- Known for: Philanthropy
- Born: Hon. Rowena Wall July 1861
- Died: 13 November 1950 (aged 89)
- Noble family: House of Seymour (by marriage)
- Spouse: Edward Seymour, 16th Duke of Somerset
- Issue: Evelyn Seymour, 17th Duke of Somerset
- Father: George Wall

= Rowena Seymour, Duchess of Somerset =

English noblewoman, philanthropist

Rowena Seymour née Wall (July 1861 - 13 November 1950) was an English noblewoman, philanthropist and wife of Edward Seymour, 16th Duke of Somerset, who was styled as Duchess of Somerset from 22 October 1923.

== Early life and education ==
Seymour was the daughter of George Wall of Colombo, Ceylon and Mary Anne née Dixon. She was the sister of Arnold and Frank.

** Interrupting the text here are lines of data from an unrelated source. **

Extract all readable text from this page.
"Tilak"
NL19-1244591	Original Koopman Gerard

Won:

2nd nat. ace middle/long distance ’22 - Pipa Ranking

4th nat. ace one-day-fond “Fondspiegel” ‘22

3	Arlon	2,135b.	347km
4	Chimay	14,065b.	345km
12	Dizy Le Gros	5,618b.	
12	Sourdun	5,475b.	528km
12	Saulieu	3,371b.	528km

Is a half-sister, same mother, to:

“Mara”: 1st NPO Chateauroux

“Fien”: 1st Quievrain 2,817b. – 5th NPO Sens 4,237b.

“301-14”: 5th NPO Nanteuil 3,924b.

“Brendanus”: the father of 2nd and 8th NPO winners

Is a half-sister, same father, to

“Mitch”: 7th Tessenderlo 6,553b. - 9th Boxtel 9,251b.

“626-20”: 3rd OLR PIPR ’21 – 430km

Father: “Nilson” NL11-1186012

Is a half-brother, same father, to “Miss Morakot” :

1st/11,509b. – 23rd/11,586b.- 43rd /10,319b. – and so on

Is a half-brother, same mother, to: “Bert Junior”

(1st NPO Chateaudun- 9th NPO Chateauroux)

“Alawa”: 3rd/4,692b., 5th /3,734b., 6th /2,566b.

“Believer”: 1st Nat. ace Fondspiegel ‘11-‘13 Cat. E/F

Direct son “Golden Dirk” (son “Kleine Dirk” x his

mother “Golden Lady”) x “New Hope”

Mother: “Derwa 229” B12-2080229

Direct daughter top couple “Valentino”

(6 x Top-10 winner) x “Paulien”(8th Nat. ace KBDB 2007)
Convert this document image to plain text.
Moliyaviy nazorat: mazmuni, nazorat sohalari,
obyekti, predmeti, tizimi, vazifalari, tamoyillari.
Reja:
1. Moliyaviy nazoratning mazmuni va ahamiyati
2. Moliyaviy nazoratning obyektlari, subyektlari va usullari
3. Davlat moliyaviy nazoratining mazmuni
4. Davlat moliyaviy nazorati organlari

Seymour attended Badminton School and Cheltenham Ladies' College.

== Marriage and issue ==
On 28 July 1881, Seymour married Edward Seymour, 16th Duke of Somerset, a son of the Reverend Francis Payne Seymour, and the great-grandson of Lord Francis Seymour. Together, they had one son: Evelyn Seymour, 17th Duke of Somerset, born on 1 May 1882. Rowena died on 13 November 1950 at the age of 89.